Below is an example of the output produced when the program from above is run. The program sorts the articles by their total page views in descending order, so the article that has received the largest number of page views is first in the printed list. In the Fetching statistics data line, dots (.) represent the progress updates during the processing of each article chunk, while the hash marks (#) represent the beginning of processing for each new article chunk. This chunking is necessary because the Pageview API imposes a rate limit on the API queries it receives, which, as of June 1, 2016, is specified at 10 requests per second.

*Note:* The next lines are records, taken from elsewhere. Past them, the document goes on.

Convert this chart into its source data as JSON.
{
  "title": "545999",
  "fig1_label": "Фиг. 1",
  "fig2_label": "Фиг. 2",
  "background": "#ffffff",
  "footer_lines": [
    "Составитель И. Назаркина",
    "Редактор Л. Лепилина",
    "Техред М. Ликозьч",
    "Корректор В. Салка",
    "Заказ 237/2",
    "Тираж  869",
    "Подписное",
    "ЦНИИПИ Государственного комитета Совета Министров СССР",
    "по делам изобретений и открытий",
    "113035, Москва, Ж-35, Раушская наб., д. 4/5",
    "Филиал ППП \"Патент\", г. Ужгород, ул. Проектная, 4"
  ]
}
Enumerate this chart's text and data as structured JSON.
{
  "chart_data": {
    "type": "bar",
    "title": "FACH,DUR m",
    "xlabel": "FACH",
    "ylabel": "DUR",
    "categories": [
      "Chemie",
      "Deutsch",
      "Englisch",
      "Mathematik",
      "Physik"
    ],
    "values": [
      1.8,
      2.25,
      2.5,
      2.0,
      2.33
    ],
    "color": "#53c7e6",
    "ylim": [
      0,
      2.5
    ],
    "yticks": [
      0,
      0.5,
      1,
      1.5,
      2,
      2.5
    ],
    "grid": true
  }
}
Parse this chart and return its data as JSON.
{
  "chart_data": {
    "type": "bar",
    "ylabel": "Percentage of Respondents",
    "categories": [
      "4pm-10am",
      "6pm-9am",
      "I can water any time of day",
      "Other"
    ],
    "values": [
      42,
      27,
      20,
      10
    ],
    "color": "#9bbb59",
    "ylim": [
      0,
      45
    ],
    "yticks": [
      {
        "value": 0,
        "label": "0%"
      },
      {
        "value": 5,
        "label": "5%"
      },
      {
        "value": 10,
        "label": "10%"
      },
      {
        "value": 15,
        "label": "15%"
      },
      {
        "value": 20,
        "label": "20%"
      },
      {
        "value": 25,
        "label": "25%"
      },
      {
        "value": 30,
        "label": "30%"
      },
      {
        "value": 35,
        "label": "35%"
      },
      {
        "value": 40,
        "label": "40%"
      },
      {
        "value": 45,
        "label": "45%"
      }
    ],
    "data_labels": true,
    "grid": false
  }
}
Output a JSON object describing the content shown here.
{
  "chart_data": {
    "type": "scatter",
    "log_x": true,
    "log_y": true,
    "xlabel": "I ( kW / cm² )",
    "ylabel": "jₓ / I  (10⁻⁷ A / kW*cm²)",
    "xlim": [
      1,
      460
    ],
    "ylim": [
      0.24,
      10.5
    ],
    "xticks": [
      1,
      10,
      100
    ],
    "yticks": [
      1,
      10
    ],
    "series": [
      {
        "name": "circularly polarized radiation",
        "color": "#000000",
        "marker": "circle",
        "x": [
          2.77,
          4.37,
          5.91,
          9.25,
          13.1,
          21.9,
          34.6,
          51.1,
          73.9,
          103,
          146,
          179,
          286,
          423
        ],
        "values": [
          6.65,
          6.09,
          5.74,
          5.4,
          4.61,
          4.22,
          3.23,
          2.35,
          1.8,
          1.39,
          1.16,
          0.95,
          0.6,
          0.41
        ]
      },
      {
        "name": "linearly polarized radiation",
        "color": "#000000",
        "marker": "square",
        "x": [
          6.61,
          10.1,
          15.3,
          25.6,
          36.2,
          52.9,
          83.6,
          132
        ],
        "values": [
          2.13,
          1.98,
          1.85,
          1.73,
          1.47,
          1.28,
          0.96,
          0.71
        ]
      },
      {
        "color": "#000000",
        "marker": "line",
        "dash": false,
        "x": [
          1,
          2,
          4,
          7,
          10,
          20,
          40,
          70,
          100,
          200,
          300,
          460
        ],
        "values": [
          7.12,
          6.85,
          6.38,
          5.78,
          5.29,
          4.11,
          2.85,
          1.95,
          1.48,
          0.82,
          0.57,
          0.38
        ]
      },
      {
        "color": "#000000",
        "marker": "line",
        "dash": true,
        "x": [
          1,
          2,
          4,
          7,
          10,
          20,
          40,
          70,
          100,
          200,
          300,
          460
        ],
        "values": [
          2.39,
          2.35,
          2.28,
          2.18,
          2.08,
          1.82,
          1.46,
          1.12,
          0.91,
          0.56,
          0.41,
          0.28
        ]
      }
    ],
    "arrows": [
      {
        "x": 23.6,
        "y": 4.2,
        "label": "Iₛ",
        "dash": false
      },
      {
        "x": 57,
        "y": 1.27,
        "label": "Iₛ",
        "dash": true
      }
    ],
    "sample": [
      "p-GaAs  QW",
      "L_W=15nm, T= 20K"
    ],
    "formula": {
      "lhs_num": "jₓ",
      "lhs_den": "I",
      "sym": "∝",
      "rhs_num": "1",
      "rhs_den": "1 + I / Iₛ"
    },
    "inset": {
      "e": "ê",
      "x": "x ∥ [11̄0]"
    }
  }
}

Fetching statistics data: ...#.#.#. done.

- M.2: total 64,598 views
- SATA Express: total 21,724 views
- Laravel: total 16,115 views
- Stagefright (bug): total 12,717 views
- CoreOS: total 11,593 views
- Android Runtime: total 9,493 views
- Intel X99: total 7,928 views
- HipHop Virtual Machine: total 5,944 views
- Row hammer: total 3,896 views
- Open vSwitch: total 3,769 views
- Solid-state storage: total 3,006 views
- dm-cache: total 2,044 views
- OpenZFS: total 2,011 views
- kpatch: total 1,927 views
- UniDIMM: total 1,924 views
- ARM Cortex-A17: total 1,758 views
- Port Control Protocol: total 1,621 views
- Buildroot: total 1,397 views
- bcache: total 1,323 views
- kdump (Linux): total 1,184 views
- zswap: total 1,052 views
- Eurocrem: total 1,032 views
- Management Component Transport Protocol: total 961 views
- ftrace: total 921 views
- Address generation unit: total 723 views
- kGraft: total 630 views
- kernfs (Linux): total 598 views
- ThinkPad 8: total 427 views
- Distributed Overlay Virtual Ethernet: total 409 views
- WebScaleSQL: total 317 views
- Emdebian Grip: total 284 views
- kernfs (BSD): total 280 views
- OpenLMI: total 229 views
- List of Eurocrem packages: total 99 views

Done, January 2016 statistics for 34 articles fetched in 7 seconds.
Total 183,934 views, averaging in 5,933 views per day (31 days in that month).